Fighting tiny microbes that have the potential to sink a ship

Thursday 16 October 2014

The square Swinburne logo on the west side of the Advanced Manufacturing and Design Centre building in Hawthorn.

Most of us have seen corrosion, or rust, on metal that has been exposed to the elements, especially in coastal environments, and this can be a big and expensive problem to fix for ship owners and those who maintain port infrastructure.

Swinburne University of Technology researchers, led by the Faculty of Science, Engineering and Technology’s Dr Scott Wade, are examining a particularly dangerous and poorly understood form of corrosion, known as Microbiologically Influenced Corrosion (MIC).

In MIC certain microscopic bacteria, 100 times smaller than the average diameter of human hair, can dramatically increase corrosion rates.

“The rapid attack of MIC means that instead of the corrosion taking 100 years to compromise a structure, it may take only a few years,” Dr Wade said. “Then you can end up with a structure failing much earlier and that makes a big difference in terms of safety, cost and maintenance.

“In the marine environment these structures are metal areas, like the inside of ship hulls and the walls of ports or harbours.

“Think of, for example, a navy ship or a cargo loading dock. If it is affected by MIC, then not only do you have the obvious repair bill but also the costs of lost productivity as a result of not having that asset available which can be just as much of a problem.”

MIC is caused by different types and combinations of microbes, which are typically categorised by characteristics, such as the by-products they create (for example acid producing bacteria) or the processes they perform as part of their life cycle (for example sulphate reducing bacteria). The microbes tend to fall into two groups based upon their oxygen requirements- one being aerobic or requiring oxygen, and the other being anaerobic which requires little or no oxygen.

MIC involves a range of different processes that can attack a material.
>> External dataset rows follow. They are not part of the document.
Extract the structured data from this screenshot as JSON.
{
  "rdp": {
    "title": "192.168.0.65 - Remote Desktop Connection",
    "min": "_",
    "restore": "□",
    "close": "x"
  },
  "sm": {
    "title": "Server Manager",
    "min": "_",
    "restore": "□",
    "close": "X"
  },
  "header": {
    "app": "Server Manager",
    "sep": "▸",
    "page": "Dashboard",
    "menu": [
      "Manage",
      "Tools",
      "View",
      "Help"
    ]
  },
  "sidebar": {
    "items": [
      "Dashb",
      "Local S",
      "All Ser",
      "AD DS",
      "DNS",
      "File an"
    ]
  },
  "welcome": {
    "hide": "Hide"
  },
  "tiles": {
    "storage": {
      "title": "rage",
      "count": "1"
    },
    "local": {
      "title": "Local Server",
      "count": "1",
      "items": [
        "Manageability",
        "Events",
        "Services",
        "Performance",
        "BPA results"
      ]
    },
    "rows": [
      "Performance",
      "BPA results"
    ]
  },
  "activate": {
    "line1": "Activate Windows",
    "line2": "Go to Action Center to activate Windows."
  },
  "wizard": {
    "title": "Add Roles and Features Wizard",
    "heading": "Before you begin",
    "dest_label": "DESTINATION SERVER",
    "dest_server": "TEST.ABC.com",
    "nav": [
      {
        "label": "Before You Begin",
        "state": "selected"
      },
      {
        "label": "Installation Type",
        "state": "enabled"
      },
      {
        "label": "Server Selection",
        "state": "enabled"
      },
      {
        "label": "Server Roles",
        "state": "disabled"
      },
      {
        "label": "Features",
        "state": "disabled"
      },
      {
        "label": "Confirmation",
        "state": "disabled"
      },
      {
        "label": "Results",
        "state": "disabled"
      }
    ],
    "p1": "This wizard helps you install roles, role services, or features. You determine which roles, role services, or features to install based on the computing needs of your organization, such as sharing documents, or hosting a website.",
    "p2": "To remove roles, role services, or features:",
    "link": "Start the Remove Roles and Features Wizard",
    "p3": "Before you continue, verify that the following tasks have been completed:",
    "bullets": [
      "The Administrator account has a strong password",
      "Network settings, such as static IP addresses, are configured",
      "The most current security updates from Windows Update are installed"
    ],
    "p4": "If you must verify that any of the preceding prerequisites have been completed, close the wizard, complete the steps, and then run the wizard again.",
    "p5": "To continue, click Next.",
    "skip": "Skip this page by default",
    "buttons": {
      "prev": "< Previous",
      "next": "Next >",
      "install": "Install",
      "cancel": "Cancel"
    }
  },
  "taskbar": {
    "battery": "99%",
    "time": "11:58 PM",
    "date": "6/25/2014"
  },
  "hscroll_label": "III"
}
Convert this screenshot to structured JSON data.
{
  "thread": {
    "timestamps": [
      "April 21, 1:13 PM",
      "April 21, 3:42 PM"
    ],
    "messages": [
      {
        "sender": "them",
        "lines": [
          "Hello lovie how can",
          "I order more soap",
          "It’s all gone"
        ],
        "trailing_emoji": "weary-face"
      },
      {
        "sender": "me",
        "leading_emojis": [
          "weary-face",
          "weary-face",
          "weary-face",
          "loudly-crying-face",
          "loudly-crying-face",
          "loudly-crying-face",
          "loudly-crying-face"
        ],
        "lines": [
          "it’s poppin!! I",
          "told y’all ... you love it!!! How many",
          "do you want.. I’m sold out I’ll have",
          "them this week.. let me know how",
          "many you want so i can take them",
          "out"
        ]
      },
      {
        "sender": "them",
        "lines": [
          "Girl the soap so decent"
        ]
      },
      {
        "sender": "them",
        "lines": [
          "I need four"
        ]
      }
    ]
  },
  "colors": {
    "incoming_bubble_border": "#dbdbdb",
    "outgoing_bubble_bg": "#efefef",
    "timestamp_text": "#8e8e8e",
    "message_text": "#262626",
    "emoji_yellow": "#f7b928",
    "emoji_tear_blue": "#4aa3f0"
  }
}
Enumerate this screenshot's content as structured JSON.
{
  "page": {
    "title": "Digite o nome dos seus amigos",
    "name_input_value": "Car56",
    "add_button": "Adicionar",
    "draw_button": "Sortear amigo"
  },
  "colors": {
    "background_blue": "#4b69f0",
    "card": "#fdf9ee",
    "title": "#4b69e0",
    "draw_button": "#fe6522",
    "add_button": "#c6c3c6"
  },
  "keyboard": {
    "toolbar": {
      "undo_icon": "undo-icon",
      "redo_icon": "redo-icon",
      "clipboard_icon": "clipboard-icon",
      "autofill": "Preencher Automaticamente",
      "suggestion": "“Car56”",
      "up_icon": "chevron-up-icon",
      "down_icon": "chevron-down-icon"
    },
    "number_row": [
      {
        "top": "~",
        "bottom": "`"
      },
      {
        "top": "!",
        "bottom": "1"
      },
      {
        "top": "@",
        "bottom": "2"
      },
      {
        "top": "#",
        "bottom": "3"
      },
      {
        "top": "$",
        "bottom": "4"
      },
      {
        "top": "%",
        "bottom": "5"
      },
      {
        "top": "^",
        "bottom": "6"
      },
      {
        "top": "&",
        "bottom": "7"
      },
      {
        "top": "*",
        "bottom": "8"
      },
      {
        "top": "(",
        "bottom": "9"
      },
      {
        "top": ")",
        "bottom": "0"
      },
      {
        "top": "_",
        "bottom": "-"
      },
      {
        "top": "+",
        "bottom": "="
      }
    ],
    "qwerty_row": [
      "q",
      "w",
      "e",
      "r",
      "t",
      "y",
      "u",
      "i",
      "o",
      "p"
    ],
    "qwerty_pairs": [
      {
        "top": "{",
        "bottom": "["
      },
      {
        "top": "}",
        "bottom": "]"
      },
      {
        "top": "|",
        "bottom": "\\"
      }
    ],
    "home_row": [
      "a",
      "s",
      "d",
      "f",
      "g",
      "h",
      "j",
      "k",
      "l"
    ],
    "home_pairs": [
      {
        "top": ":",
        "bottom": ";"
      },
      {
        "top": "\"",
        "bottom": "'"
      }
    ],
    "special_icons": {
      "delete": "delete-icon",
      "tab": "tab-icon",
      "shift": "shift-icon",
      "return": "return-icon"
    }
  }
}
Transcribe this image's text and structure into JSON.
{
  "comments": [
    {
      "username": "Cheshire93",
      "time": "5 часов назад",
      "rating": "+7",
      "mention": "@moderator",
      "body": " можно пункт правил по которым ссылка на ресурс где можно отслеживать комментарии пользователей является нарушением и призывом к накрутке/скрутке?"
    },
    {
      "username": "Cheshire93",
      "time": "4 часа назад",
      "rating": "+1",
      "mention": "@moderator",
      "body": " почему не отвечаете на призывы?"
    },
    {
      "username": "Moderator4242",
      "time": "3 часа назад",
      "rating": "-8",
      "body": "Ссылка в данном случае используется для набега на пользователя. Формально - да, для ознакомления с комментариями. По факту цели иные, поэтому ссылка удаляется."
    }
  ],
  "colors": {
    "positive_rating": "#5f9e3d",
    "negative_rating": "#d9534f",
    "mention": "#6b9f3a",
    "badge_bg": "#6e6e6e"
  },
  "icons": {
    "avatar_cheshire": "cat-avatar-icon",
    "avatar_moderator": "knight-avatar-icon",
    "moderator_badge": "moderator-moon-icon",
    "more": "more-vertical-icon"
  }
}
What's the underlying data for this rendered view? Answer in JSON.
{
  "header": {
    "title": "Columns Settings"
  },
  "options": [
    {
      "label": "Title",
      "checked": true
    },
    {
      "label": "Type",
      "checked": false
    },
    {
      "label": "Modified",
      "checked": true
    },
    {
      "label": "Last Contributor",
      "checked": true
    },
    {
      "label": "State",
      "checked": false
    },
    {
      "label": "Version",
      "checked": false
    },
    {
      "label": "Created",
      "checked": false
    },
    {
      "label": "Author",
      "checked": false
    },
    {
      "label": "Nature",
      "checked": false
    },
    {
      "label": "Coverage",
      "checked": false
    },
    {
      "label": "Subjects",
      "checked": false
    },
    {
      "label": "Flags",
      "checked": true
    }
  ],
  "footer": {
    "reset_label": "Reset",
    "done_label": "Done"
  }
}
In general, MIC starts by bacteria attaching to a surface and forming what is called a biofilm. Within this biofilm microbes of differing types and groups interact allowing them to survive in environments that are usually hostile to them. For example, in an aerobic environment, anaerobic bacteria would usually be inhibited or die. However, if the aerobic bacteria reside in the outer layer of the biofilm consuming the oxygen in the water, the inner portion of the biofilm experiences a reduced oxygen level allowing anaerobic bacteria to thrive. It is the combination of numerous microbes that leads to attack of the material underneath them.

The researchers, from across various disciplines, have been working with industry to better understand this process so that they can develop strategies to minimise the dangers that MIC presents.

“We have experts in a range of key areas of science and engineering at Swinburne collaborating on MIC, which is critical to understanding this complex problem,” Dr Wade said.

“The difficulty with MIC is that you are never sure when it is going to start, but if we can detect risk factors we can act on it before it becomes a problem.

“Another challenge we face is that there are no standard tests for MIC. What we are trying to do is work out how you should test for MIC properly in the lab and in the field. We’ve shown, for example, that depending upon the way you set up your lab test you can force exactly the same type of bacteria to either stop corrosion or to rapidly increase it.”

MIC doesn’t just occur in structures exposed to elements in coastal areas, it can also happen in other sites, such as fire sprinkler systems, where water may stagnate. In addition to steel MIC can occur with a range of materials including copper, stainless steel, brass and aluminium.